It is under a dark, pitch black sky that I slowly infiltrate the enemy territory by sea, lowering myself into the icy cold waters from atop my inflatable boat in order to reach my designated targets unnoticed. My mission: to create distractions so that my comrades can rescue an important individual. These ‘distractions’ can be dangerous illustrations of my ability to wreak havoc, usually resulting in large explosions and plenty of dead enemy combatants by the end of it all. Or perhaps it can end quietly without a whisper, with the enemy having but the smallest of inclinations of my actual involvement in creating such distractions and thinking it was just mechanical failings. What makes Bohemia’s combat simulator Arma 3 so imaginative is that it essentially leaves all these choices up to the players themselves.
I have been a fan of the Arma franchise since its inception, easing my way into a playing style that is not exactly what one would deem as “accessible” to many gamers. From the one shot deaths, real-time mission structuring, the effective inclusion of external ballistics in relation to bullet dropping and much, much more, Arma has established itself as a franchise that caters to a specific crowd of gamers who enjoy immense realism concerning their FPS experience. With the growing popularity of the Day Z mod for Arma 2, the Arma franchise has been brought into a more mainstream spotlight, with Arma 3 easily becoming one of most anticipated PC FPS titles thus far. It is certainly one of the highest titles on my list.
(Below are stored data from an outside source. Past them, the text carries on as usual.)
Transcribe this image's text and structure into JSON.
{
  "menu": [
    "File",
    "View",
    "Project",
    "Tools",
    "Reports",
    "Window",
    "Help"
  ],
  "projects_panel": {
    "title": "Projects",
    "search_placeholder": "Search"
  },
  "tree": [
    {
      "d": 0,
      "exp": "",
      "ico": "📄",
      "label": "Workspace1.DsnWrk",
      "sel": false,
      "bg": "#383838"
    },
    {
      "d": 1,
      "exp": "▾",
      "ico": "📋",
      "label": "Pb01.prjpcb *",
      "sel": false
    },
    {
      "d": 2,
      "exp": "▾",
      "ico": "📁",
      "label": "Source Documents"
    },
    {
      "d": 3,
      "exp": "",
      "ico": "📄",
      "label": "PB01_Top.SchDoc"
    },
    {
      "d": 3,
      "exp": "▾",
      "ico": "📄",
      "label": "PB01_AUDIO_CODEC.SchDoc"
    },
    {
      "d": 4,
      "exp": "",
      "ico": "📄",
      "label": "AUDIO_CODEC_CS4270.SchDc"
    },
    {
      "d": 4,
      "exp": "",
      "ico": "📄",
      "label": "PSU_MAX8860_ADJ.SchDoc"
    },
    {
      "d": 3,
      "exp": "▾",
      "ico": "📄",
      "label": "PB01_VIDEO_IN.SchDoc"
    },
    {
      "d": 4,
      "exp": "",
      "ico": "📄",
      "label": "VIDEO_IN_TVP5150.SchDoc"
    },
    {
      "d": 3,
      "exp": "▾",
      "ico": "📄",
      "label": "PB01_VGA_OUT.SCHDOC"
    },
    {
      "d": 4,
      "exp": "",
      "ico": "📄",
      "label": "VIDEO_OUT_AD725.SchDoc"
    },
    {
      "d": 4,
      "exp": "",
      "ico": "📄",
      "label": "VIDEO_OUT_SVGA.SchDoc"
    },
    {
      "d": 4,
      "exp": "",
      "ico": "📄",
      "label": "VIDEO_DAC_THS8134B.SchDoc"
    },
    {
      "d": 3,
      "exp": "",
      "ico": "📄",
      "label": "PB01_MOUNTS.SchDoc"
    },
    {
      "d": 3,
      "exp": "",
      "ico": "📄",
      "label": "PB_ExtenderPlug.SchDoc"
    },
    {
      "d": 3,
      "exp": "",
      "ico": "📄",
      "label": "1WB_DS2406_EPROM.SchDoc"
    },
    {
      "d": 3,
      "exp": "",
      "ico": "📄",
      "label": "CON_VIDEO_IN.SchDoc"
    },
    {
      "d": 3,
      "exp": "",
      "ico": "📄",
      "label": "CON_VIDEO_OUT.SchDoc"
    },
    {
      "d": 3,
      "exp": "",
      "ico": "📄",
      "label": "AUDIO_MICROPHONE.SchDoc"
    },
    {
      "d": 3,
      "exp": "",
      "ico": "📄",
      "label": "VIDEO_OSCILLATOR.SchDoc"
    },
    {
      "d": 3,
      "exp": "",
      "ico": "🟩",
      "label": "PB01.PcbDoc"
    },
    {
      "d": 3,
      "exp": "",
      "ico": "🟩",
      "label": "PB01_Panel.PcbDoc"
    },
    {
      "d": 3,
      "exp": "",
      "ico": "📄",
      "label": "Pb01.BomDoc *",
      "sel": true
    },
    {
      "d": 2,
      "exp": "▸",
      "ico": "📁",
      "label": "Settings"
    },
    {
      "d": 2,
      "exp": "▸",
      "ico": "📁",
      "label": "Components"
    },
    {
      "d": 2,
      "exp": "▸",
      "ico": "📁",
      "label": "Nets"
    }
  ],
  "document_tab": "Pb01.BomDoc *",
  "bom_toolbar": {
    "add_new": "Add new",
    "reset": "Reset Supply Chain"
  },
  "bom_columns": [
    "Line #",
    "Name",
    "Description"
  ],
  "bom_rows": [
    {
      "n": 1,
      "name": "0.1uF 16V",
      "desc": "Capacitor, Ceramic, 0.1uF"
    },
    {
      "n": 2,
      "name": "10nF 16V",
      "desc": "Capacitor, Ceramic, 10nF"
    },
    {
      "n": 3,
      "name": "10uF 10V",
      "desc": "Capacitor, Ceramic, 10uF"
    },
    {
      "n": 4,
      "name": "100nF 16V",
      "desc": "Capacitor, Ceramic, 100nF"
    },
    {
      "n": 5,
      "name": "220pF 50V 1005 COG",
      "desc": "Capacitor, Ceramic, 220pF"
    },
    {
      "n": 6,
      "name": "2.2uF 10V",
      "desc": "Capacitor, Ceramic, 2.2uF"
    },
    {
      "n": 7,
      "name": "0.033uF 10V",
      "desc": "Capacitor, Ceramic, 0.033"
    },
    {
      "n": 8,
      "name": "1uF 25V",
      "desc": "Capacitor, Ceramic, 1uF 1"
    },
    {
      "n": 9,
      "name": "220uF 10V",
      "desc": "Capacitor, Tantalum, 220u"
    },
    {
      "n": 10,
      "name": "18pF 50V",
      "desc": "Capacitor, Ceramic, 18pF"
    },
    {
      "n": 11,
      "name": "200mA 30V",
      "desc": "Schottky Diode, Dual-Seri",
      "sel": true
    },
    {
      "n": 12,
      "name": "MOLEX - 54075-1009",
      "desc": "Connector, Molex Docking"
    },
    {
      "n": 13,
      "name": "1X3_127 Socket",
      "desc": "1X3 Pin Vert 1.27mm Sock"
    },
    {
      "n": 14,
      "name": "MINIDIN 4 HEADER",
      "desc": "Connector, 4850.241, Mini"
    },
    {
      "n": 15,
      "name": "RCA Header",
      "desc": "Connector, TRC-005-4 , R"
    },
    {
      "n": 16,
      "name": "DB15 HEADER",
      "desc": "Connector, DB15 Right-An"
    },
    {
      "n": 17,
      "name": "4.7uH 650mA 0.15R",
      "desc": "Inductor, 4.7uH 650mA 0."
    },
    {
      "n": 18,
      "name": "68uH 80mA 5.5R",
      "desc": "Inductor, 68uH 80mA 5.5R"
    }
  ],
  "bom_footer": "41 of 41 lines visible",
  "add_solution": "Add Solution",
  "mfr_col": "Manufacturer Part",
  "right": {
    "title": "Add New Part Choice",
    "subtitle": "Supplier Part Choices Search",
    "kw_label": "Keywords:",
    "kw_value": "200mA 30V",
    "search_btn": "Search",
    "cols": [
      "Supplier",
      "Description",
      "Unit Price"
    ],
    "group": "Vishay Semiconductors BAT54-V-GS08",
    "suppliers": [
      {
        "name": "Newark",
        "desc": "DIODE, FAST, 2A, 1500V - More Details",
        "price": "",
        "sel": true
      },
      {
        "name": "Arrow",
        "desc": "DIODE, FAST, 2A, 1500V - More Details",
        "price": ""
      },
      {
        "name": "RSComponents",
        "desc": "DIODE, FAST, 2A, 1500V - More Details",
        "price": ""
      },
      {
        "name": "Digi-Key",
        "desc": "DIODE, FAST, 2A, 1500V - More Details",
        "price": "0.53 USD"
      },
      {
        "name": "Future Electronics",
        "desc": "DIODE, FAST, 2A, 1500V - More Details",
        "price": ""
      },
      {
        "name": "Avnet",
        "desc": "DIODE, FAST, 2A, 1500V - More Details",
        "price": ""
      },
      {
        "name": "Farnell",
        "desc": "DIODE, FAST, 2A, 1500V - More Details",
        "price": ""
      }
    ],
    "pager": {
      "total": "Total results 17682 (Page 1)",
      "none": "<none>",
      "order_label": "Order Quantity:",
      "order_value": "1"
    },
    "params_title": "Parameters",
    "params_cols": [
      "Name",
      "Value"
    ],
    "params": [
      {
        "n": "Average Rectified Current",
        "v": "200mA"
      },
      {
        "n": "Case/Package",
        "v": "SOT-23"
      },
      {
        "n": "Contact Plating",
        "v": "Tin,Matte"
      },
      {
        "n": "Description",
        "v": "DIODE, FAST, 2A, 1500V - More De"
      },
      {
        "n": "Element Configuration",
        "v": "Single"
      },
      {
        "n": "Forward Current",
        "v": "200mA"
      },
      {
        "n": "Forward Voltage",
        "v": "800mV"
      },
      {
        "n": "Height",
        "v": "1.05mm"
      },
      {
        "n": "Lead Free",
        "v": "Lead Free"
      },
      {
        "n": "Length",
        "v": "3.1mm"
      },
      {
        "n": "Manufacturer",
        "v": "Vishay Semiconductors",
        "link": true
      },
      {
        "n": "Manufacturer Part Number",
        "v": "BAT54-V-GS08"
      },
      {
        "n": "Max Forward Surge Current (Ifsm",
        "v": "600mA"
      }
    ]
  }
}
Fresh out of the alpha phase and into its beta phase, Arma 3 is already quite the polished experience considering that it is still very early in development. My overall experience with the first two titles in the series have been fun but iffy at best, mainly stemming from a technical standpoint. Performance issues were a significant problem in the two previous titles, often eliciting many players to upgrade their computers just to simply partake in playing a title in the franchise. I for one could run the game relatively well, but technical issues did crop up from time to time–considerable slowdowns and glitches being the most prominent. These unfortunate issues left many players never having the opportunity to fully indulge in the graphical beauty that was Arma and Arma 2. With Arma 3, I am happy to say that Bohemia has done an incredible job in correcting the performance issues seen in the previous titles, delivering a title that runs almost too well on my computer considering the graphical upgrade this title has received. Vast open terrain that stretches for miles (quite literally), character details, and the interiors and exteriors of buildings are all highlights of the game, bringing about a photo-realistic world that is alive and visually astounding.
While limited to the small island of Stratis, the presented world of Arma 3 is relatively small compared to past environments, but then again this is only a beta. The game splits up missions that each exhibit a tutorial-like premise, introducing players to the new–and old–mechanics of the Arma universe. It makes for a rather structured approach that teases the player as to what the full version of the game will have to offer more so than being anything significant. The A.I. for the most part has also improved, making for tougher enemies that do not exhibit the impeccable marksmanship skills as in Arma 2, this time actually making an attempt to get closer to your position in order to fight you. It is at the very least attempting to be more realistic, and it is an element of the game I would like to see even more refined as the title nears completion.
Fortunately, one of the greatest elements of the Arma franchise makes its return here, which is the sandbox mode, a “create-a-mission” environment that allows the player to essentially set up any situation they desire. Want to have an entire platoon battle against an opposing enemy force? How about adding a massive helicopter battle commencing right above them? How about just skydiving into the middle of all of it? Or how about just playing as a civilian and having an ATV race with your friends? All this and more can be done, offering up all the countless possibilities that you can conjure up as a player. This has always been a staple favorite of mine since the first two titles, vastly increasing the replay value and scope of the game for me. I simply love creating my own missions that cater to my liking, ultimately sharing them with other players to see how fast they can complete them or if they complete them at all. Arma 3 adds much more to this game mode, including smarter A.I. routes and a multitude of A.I. behavior that you can adjust, making each mission or scenario incredibly entertaining as you become the ultimate designer of your own game. This element of the franchise has always been the key to longevity for many players, including myself, so I am incredibly happy to see it make its return.
Given its current state of development, Arma 3 is definitely going in the right direction. With considerable adjustments made in graphical performance and minor gameplay additions and improvements, the overall feel of the beta version is one of opportunity for polish, but I am certainly surprised to see just how much Bohemia has already accomplished given the time frame. Those players looking for a more genuine attempt at capturing both the calculating nature and dexterity of warfare will find Arma 3 to be the finest example within the PC realm yet, with Bohemia having much of its foundation already in place and ready to go in a short couple of months.